I am brand new with DeepSpeech and tried this example out : Mic Vad Example - it is pretty much exactly what I want to do, convert a stream of audio from microphone and I got this example working using this scorer and model:
curl -LO https://github.com/mozilla/DeepSpeech/releases/download/v0.7.0/deepspeech-0.7.0-models.pbmm
curl -LO https://github.com/mozilla/DeepSpeech/releases/download/v0.7.0/deepspeech-0.7.0-models.scorer
As per the getting started guide : https://deepspeech.readthedocs.io/en/v0.7.1/?badge=latest
It does recognise, simple english statements but fails to recognise words such as:
“Oh”, “Hmm”, “Do”, “Ok”, “Hi” and it does not understand as far as I can see any swear words such as f**k, or words which are not very basic english. It appears to not pickup the first spoken word very accurately in a sentence also.

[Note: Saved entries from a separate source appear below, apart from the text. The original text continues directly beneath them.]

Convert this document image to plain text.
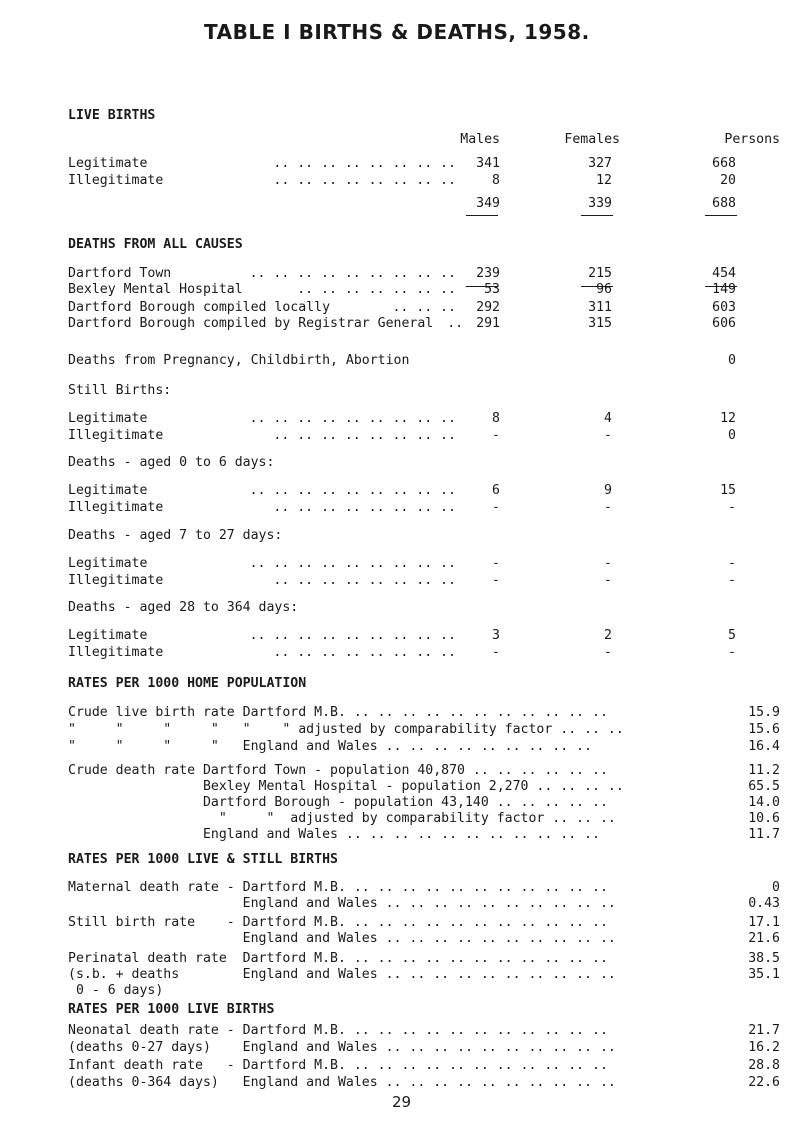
TABLE I BIRTHS & DEATHS, 1958.
LIVE BIRTHS
Males	Females	Persons
Legitimate	.. .. .. .. .. .. .. ..	341	327	668
Illegitimate	.. .. .. .. .. .. .. ..	8	12	20
349	339	688
DEATHS FROM ALL CAUSES
Dartford Town	.. .. .. .. .. .. .. .. ..	239	215	454
Bexley Mental Hospital	.. .. .. .. .. .. ..	53	96	149
Dartford Borough compiled locally	.. .. ..	292	311	603
Dartford Borough compiled by Registrar General .. 291	315	606
Deaths from Pregnancy, Childbirth, Abortion	0
Still Births:
Legitimate	.. .. .. .. .. .. .. .. ..	8	4	12
Illegitimate	.. .. .. .. .. .. .. ..	-	-	0
Deaths - aged 0 to 6 days:
Legitimate	.. .. .. .. .. .. .. .. ..	6	9	15
Illegitimate	.. .. .. .. .. .. .. ..	-	-	-
Deaths - aged 7 to 27 days:
Legitimate	.. .. .. .. .. .. .. .. ..	-	-	-
Illegitimate	.. .. .. .. .. .. .. ..	-	-	-
Deaths - aged 28 to 364 days:
Legitimate	.. .. .. .. .. .. .. .. ..	3	2	5
Illegitimate	.. .. .. .. .. .. .. ..	-	-	-
RATES PER 1000 HOME POPULATION
Crude live birth rate Dartford M.B. .. .. .. .. .. .. .. .. .. .. ..	15.9
"     "     "     "   "    " adjusted by comparability factor .. .. ..	15.6
"     "     "     "   England and Wales .. .. .. .. .. .. .. .. ..	16.4
Crude death rate Dartford Town - population 40,870 .. .. .. .. .. ..	11.2
Bexley Mental Hospital - population 2,270 .. .. .. ..	65.5
Dartford Borough - population 43,140 .. .. .. .. ..	14.0
"     "  adjusted by comparability factor .. .. ..	10.6
England and Wales .. .. .. .. .. .. .. .. .. .. ..	11.7
RATES PER 1000 LIVE & STILL BIRTHS
Maternal death rate - Dartford M.B. .. .. .. .. .. .. .. .. .. .. ..	0
England and Wales .. .. .. .. .. .. .. .. .. ..	0.43
Still birth rate    - Dartford M.B. .. .. .. .. .. .. .. .. .. .. ..	17.1
England and Wales .. .. .. .. .. .. .. .. .. ..	21.6
Perinatal death rate  Dartford M.B. .. .. .. .. .. .. .. .. .. .. ..	38.5
(s.b. + deaths        England and Wales .. .. .. .. .. .. .. .. .. ..	35.1
0 - 6 days)
RATES PER 1000 LIVE BIRTHS
Neonatal death rate - Dartford M.B. .. .. .. .. .. .. .. .. .. .. ..	21.7
(deaths 0-27 days)    England and Wales .. .. .. .. .. .. .. .. .. ..	16.2
Infant death rate   - Dartford M.B. .. .. .. .. .. .. .. .. .. .. ..	28.8
(deaths 0-364 days)   England and Wales .. .. .. .. .. .. .. .. .. ..	22.6
29
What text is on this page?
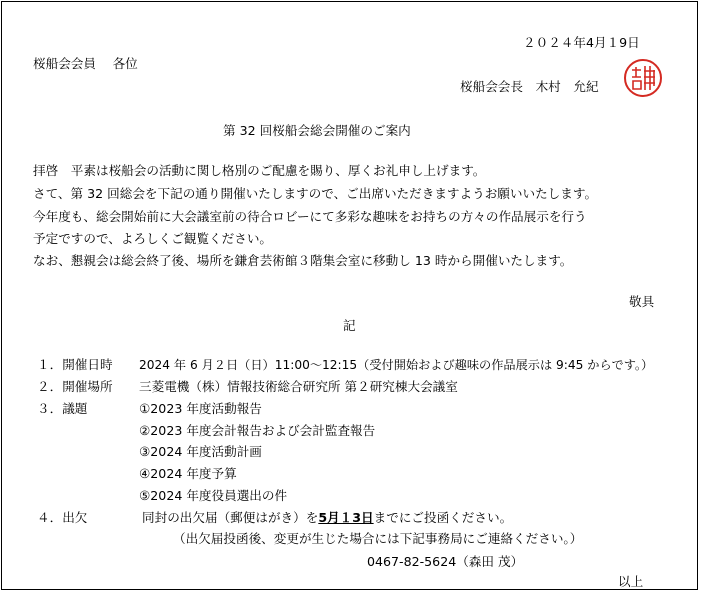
２０２４年4月１9日
桜船会会員　 各位
桜船会会長　木村　允紀
第 32 回桜船会総会開催のご案内
拝啓　平素は桜船会の活動に関し格別のご配慮を賜り、厚くお礼申し上げます。
さて、第 32 回総会を下記の通り開催いたしますので、ご出席いただきますようお願いいたします。
今年度も、総会開始前に大会議室前の待合ロビーにて多彩な趣味をお持ちの方々の作品展示を行う
予定ですので、よろしくご観覧ください。
なお、懇親会は総会終了後、場所を鎌倉芸術館３階集会室に移動し 13 時から開催いたします。
敬具
記
１．開催日時 2024 年 6 月２日（日）11:00～12:15（受付開始および趣味の作品展示は 9:45 からです。）
２．開催場所 三菱電機（株）情報技術総合研究所 第２研究棟大会議室
３．議題	①2023 年度活動報告
②2023 年度会計報告および会計監査報告
③2024 年度活動計画
④2024 年度予算
⑤2024 年度役員選出の件
４．出欠	同封の出欠届（郵便はがき）を5月１3日までにご投函ください。
（出欠届投函後、変更が生じた場合には下記事務局にご連絡ください。）
0467-82-5624（森田 茂）
以上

I also don’t see it understand the alphabet for example “A” , “B” , “C” I get nothing recognised – how can we make it recognise?
Is there an alternative model or scorer that may be more deeply trained? Any advice on improving it’s ability to pickup these “filler” words in a spoken sentence such as “ugh”, or “hffffff (huffing sound)”. There may well be things within this example that I can tweak to improve the capability of the recognition and I would love to hear any suggestions!
Many thanks - immensely exciting technology!